With Sarah, I learned something crucial: the moment you prioritise policy over people, you stop being a leader.
“Please do not feel pressured to drive into work when it’s not safe, your health and safety isn’t worth the risk” I told Lisa. “We’ll figure out accommodations for your vision issues, and please see a doctor as soon as possible.” She burst into tears right in front of me. Not out of sadness, but relief that I cared about her well-being.
A couple of days later, I got a ping on Teams. HR.
“Rebecca, Lisa has to come into the office 3 days a week or take sick leave.”
“No,” I said. “She’s working from home. It’s not safe for her to drive and I’m not having her risk her life (or the lives of other people) by driving when it’s unsafe and she’s perfectly capable and set up to work from home.”
“This is against policy. You need to—”
“I take full responsibility for telling Lisa to work from home. And I would make the same decision every time because if something happened to her or someone else because I made her come into work, I couldn’t live with myself, even if it went against policy.”
My hand got slapped. There was a meeting about “policy consistency” and “setting precedents.” But Lisa got her vision sorted, returned to work safely, and never forgot that someone chose her wellbeing over bureaucratic compliance.
And this decision? It showed my team that I actually care about the people I work with.

Here’s what I wish someone had told me earlier:
Policies exist to guide decision-making, not replace it. When you follow them blindly, you’re not being a responsible manager—you’re avoiding the harder work of actual leadership.
Real leadership means asking:
- What is this policy trying to protect?
- What are the actual risks we’re managing?
- What happens to the humans involved if I prioritise the rule over the relationship?
The Sarah conversation taught me that fairness isn’t treating everyone exactly the same—it’s considering context, contribution, and circumstances.
The Lisa situation taught me that sometimes doing the right thing means accepting that systems will push back.
Both taught me that integrity means making decisions you can live with, not decisions that keep you out of trouble.

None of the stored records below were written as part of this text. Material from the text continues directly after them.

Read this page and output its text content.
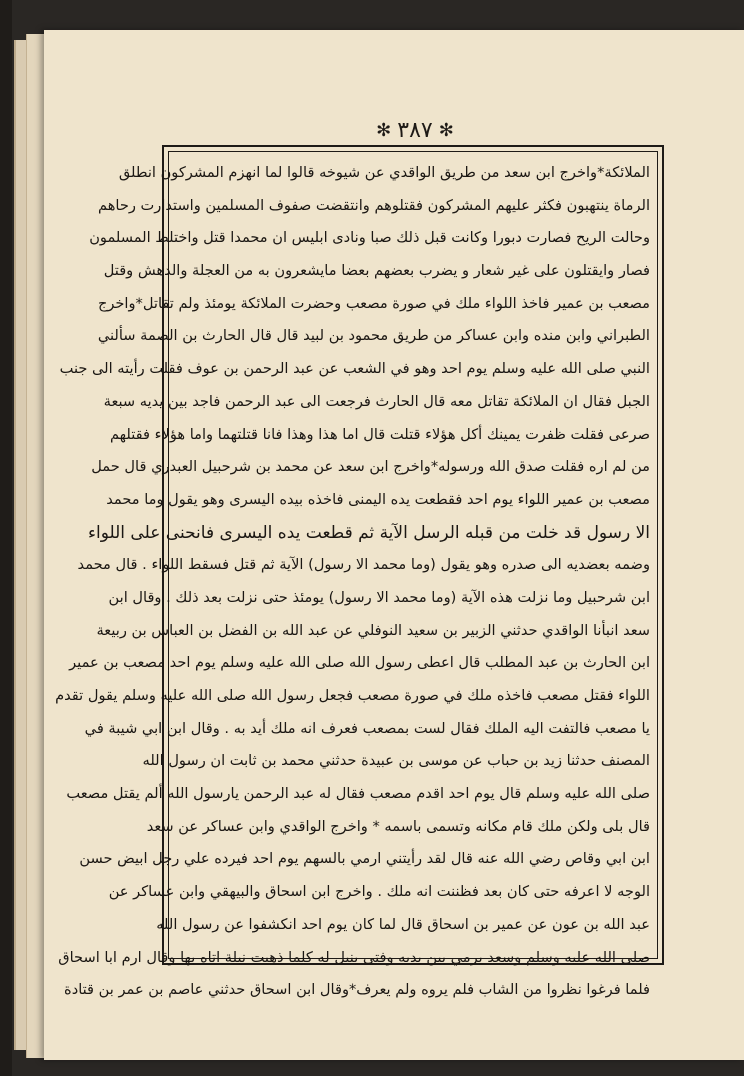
✻ ٣٨٧ ✻
الملائكة*واخرج ابن سعد من طريق الواقدي عن شيوخه قالوا لما انهزم المشركون انطلق
الرماة ينتهبون فكثر عليهم المشركون فقتلوهم وانتقضت صفوف المسلمين واستدارت رحاهم
وحالت الريح فصارت دبورا وكانت قبل ذلك صبا ونادى ابليس ان محمدا قتل واختلط المسلمون
فصار وايقتلون على غير شعار و يضرب بعضهم بعضا مايشعرون به من العجلة والدهش وقتل
مصعب بن عمير فاخذ اللواء ملك في صورة مصعب وحضرت الملائكة يومئذ ولم تقاتل*واخرج
الطبراني وابن منده وابن عساكر من طريق محمود بن لبيد قال قال الحارث بن الصمة سألني
النبي صلى الله عليه وسلم يوم احد وهو في الشعب عن عبد الرحمن بن عوف فقلت رأيته الى جنب
الجبل فقال ان الملائكة تقاتل معه قال الحارث فرجعت الى عبد الرحمن فاجد بين يديه سبعة
صرعى فقلت ظفرت يمينك أكل هؤلاء قتلت قال اما هذا وهذا فانا قتلتهما واما هؤلاء فقتلهم
من لم اره فقلت صدق الله ورسوله*واخرج ابن سعد عن محمد بن شرحبيل العبدري قال حمل
مصعب بن عمير اللواء يوم احد فقطعت يده اليمنى فاخذه بيده اليسرى وهو يقول وما محمد
الا رسول قد خلت من قبله الرسل الآية ثم قطعت يده اليسرى فانحنى على اللواء
وضمه بعضديه الى صدره وهو يقول (وما محمد الا رسول) الآية ثم قتل فسقط اللواء . قال محمد
ابن شرحبيل وما نزلت هذه الآية (وما محمد الا رسول) يومئذ حتى نزلت بعد ذلك . وقال ابن
سعد انبأنا الواقدي حدثني الزبير بن سعيد النوفلي عن عبد الله بن الفضل بن العباس بن ربيعة
ابن الحارث بن عبد المطلب قال اعطى رسول الله صلى الله عليه وسلم يوم احد مصعب بن عمير
اللواء فقتل مصعب فاخذه ملك في صورة مصعب فجعل رسول الله صلى الله عليه وسلم يقول تقدم
يا مصعب فالتفت اليه الملك فقال لست بمصعب فعرف انه ملك أيد به . وقال ابن ابي شيبة في
المصنف حدثنا زيد بن حباب عن موسى بن عبيدة حدثني محمد بن ثابت ان رسول الله
صلى الله عليه وسلم قال يوم احد اقدم مصعب فقال له عبد الرحمن يارسول الله ألم يقتل مصعب
قال بلى ولكن ملك قام مكانه وتسمى باسمه * واخرج الواقدي وابن عساكر عن سعد
ابن ابي وقاص رضي الله عنه قال لقد رأيتني ارمي بالسهم يوم احد فيرده علي رجل ابيض حسن
الوجه لا اعرفه حتى كان بعد فظننت انه ملك . واخرج ابن اسحاق والبيهقي وابن عساكر عن
عبد الله بن عون عن عمير بن اسحاق قال لما كان يوم احد انكشفوا عن رسول الله
صلى الله عليه وسلم وسعد يرمي بين يديه وفتى ينبل له كلما ذهبت نبلة اتاه بها وقال ارم ابا اسحاق
فلما فرغوا نظروا من الشاب فلم يروه ولم يعرف*وقال ابن اسحاق حدثني عاصم بن عمر بن قتادة
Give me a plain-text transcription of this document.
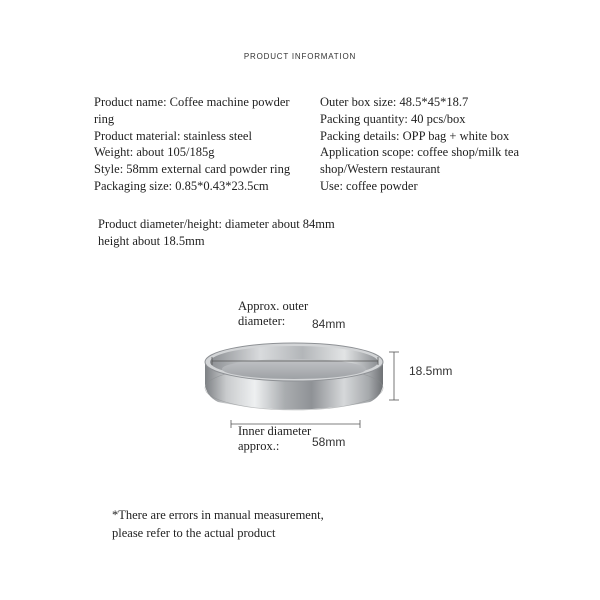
PRODUCT INFORMATION
Product name: Coffee machine powder ring
Product material: stainless steel
Weight: about 105/185g
Style: 58mm external card powder ring
Packaging size: 0.85*0.43*23.5cm
Outer box size: 48.5*45*18.7
Packing quantity: 40 pcs/box
Packing details: OPP bag + white box
Application scope: coffee shop/milk tea shop/Western restaurant
Use: coffee powder
Product diameter/height: diameter about 84mm
height about 18.5mm
Approx. outer
diameter:	84mm
18.5mm
Inner diameter
approx.:	58mm
*There are errors in manual measurement,
please refer to the actual product
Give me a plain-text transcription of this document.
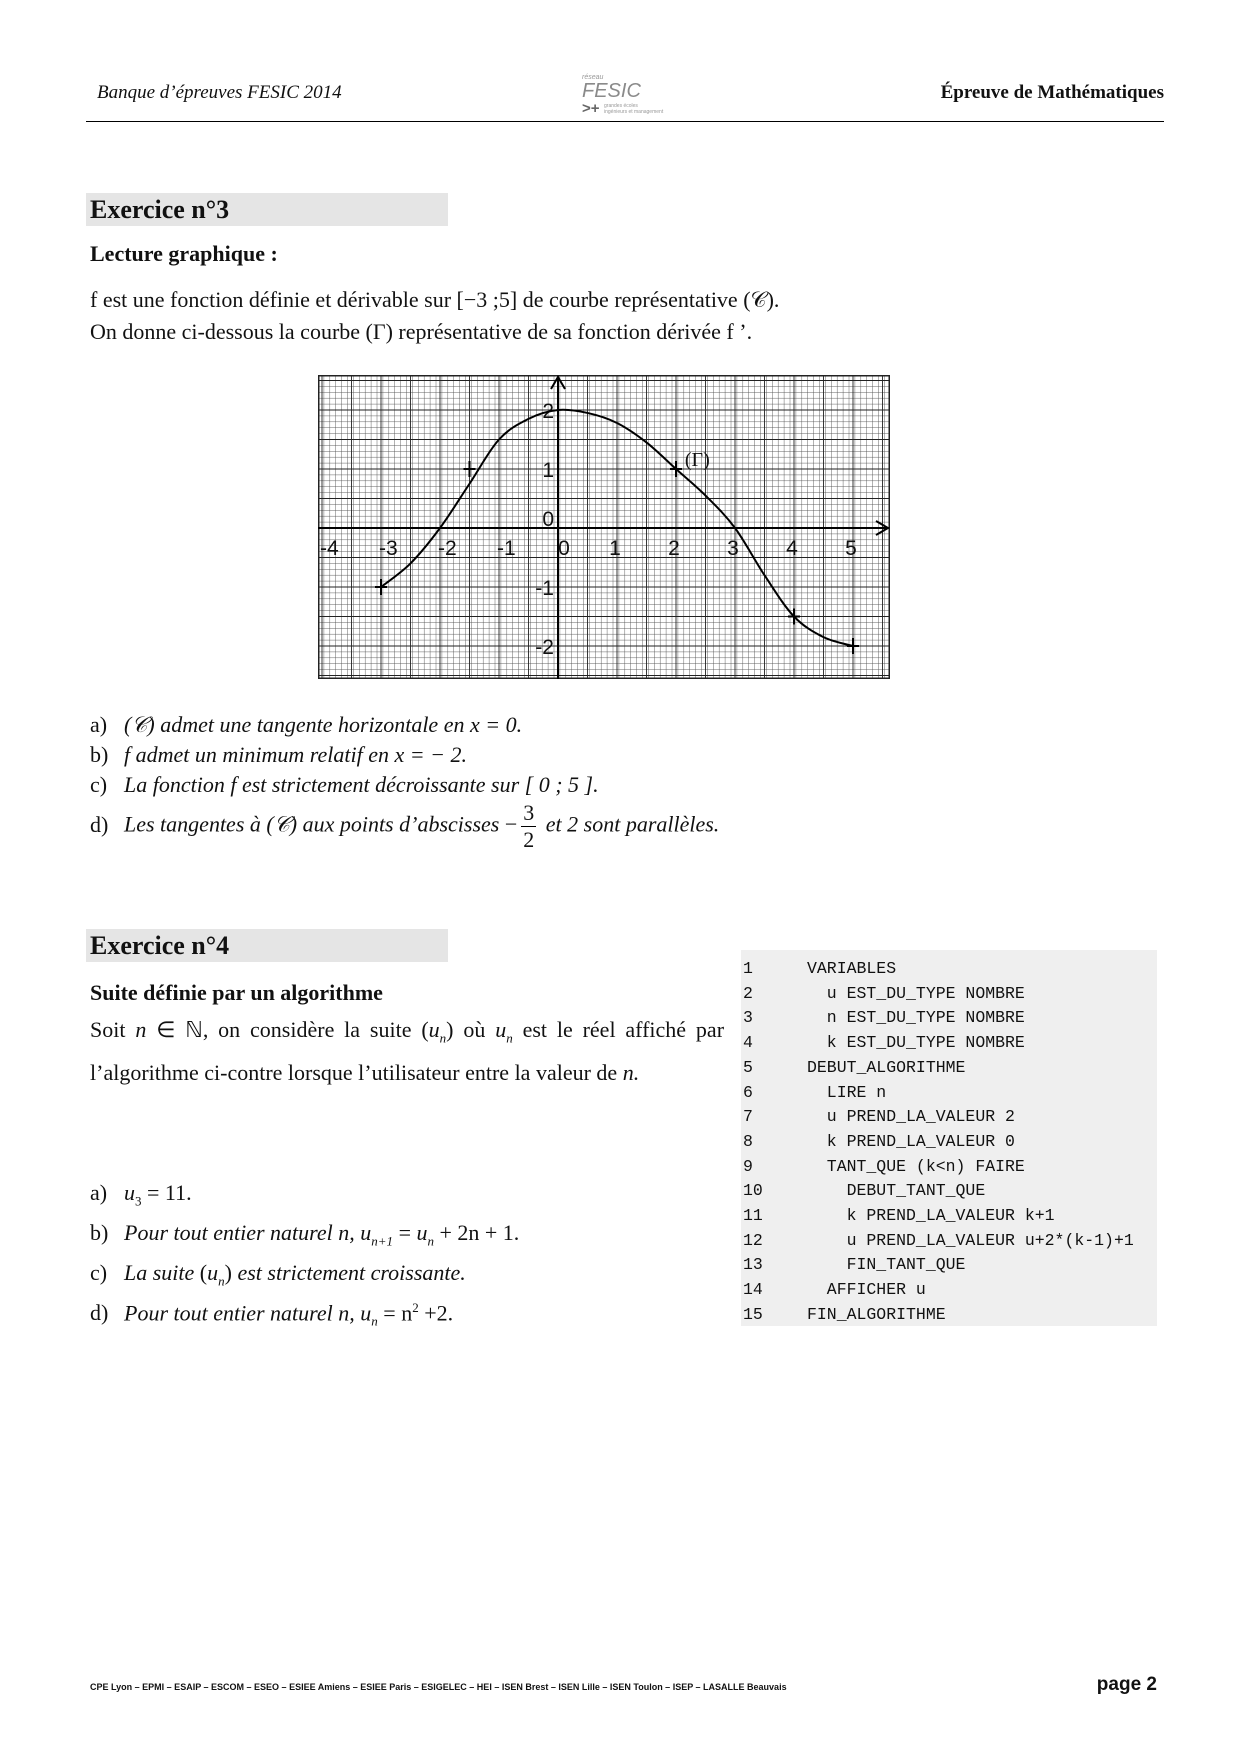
Banque d’épreuves FESIC 2014
réseau
FESIC
>+ grandes écoles
ingénieurs et management
Épreuve de Mathématiques
Exercice n°3
Lecture graphique :
f est une fonction définie et dérivable sur [−3 ;5] de courbe représentative (𝒞).
On donne ci-dessous la courbe (Γ) représentative de sa fonction dérivée f ’.
-4 -3 -2 -1 0 1 2 3 4 5
2
1
0
-1
-2
(Γ)
a) (𝒞) admet une tangente horizontale en x = 0.
b) f admet un minimum relatif en x = − 2.
c) La fonction f est strictement décroissante sur [ 0 ; 5 ].
d) Les tangentes à (𝒞) aux points d’abscisses − $\frac{3}{2}$ et 2 sont parallèles.
Exercice n°4
Suite définie par un algorithme
Soit n ∈ ℕ, on considère la suite $(u_n)$ où $u_n$ est le réel affiché par l’algorithme ci-contre lorsque l’utilisateur entre la valeur de n.
a) $u_3 = 11$.
b) Pour tout entier naturel n, $u_{n+1} = u_n + 2n + 1$.
c) La suite $(u_n)$ est strictement croissante.
d) Pour tout entier naturel n, $u_n = n^2 +2$.
1	VARIABLES
2	u EST_DU_TYPE NOMBRE
3	n EST_DU_TYPE NOMBRE
4	k EST_DU_TYPE NOMBRE
5	DEBUT_ALGORITHME
6	LIRE n
7	u PREND_LA_VALEUR 2
8	k PREND_LA_VALEUR 0
9	TANT_QUE (k<n) FAIRE
10	DEBUT_TANT_QUE
11	k PREND_LA_VALEUR k+1
12	u PREND_LA_VALEUR u+2*(k-1)+1
13	FIN_TANT_QUE
14	AFFICHER u
15	FIN_ALGORITHME
CPE Lyon – EPMI – ESAIP – ESCOM – ESEO – ESIEE Amiens – ESIEE Paris – ESIGELEC – HEI – ISEN Brest – ISEN Lille – ISEN Toulon – ISEP – LASALLE Beauvais	page 2
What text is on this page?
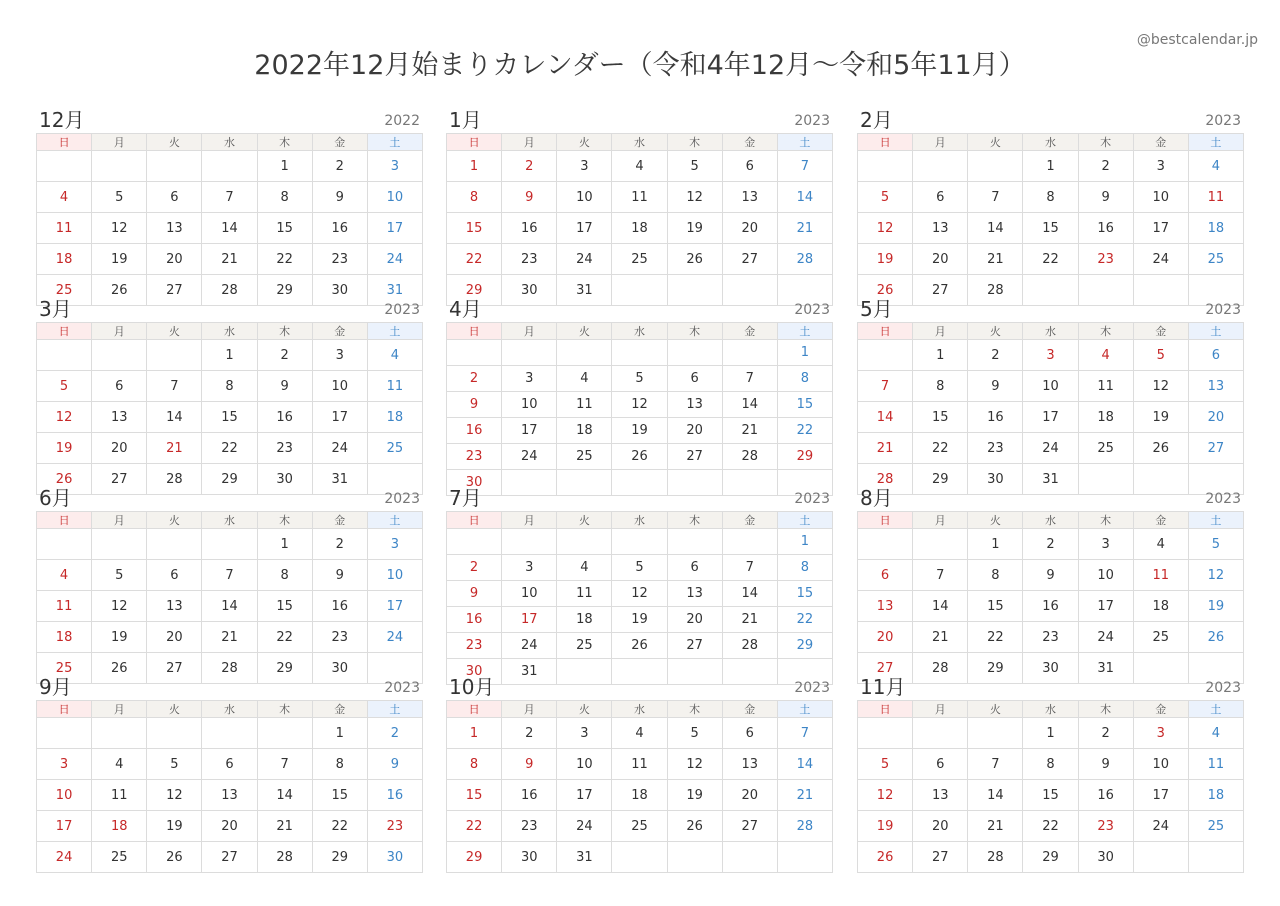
@bestcalendar.jp
2022年12月始まりカレンダー（令和4年12月〜令和5年11月）
12月	2022
日	月	火	水	木	金	土
				1	2	3
4	5	6	7	8	9	10
11	12	13	14	15	16	17
18	19	20	21	22	23	24
25	26	27	28	29	30	31
1月	2023
日	月	火	水	木	金	土
1	2	3	4	5	6	7
8	9	10	11	12	13	14
15	16	17	18	19	20	21
22	23	24	25	26	27	28
29	30	31				
2月	2023
日	月	火	水	木	金	土
			1	2	3	4
5	6	7	8	9	10	11
12	13	14	15	16	17	18
19	20	21	22	23	24	25
26	27	28				
3月	2023
日	月	火	水	木	金	土
			1	2	3	4
5	6	7	8	9	10	11
12	13	14	15	16	17	18
19	20	21	22	23	24	25
26	27	28	29	30	31	
4月	2023
日	月	火	水	木	金	土
						1
2	3	4	5	6	7	8
9	10	11	12	13	14	15
16	17	18	19	20	21	22
23	24	25	26	27	28	29
30						
5月	2023
日	月	火	水	木	金	土
	1	2	3	4	5	6
7	8	9	10	11	12	13
14	15	16	17	18	19	20
21	22	23	24	25	26	27
28	29	30	31			
6月	2023
日	月	火	水	木	金	土
				1	2	3
4	5	6	7	8	9	10
11	12	13	14	15	16	17
18	19	20	21	22	23	24
25	26	27	28	29	30	
7月	2023
日	月	火	水	木	金	土
						1
2	3	4	5	6	7	8
9	10	11	12	13	14	15
16	17	18	19	20	21	22
23	24	25	26	27	28	29
30	31					
8月	2023
日	月	火	水	木	金	土
		1	2	3	4	5
6	7	8	9	10	11	12
13	14	15	16	17	18	19
20	21	22	23	24	25	26
27	28	29	30	31		
9月	2023
日	月	火	水	木	金	土
					1	2
3	4	5	6	7	8	9
10	11	12	13	14	15	16
17	18	19	20	21	22	23
24	25	26	27	28	29	30
10月	2023
日	月	火	水	木	金	土
1	2	3	4	5	6	7
8	9	10	11	12	13	14
15	16	17	18	19	20	21
22	23	24	25	26	27	28
29	30	31				
11月	2023
日	月	火	水	木	金	土
			1	2	3	4
5	6	7	8	9	10	11
12	13	14	15	16	17	18
19	20	21	22	23	24	25
26	27	28	29	30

Today, I help leaders build what I call “Integrity Architecture”—systems that guide good decision-making instead of replacing human judgement. Because the best policies in the world are worthless if they’re applied by people who’ve forgotten how to think.
Your people don’t need you to be a policy enforcement officer.
They need you to be a leader who can think, who cares about outcomes more than compliance, and who remembers that rules serve people, not the other way around.
The question isn’t whether you follow policy. The question is whether you lead with integrity when policy and people collide.
What kind of leader are you going to be?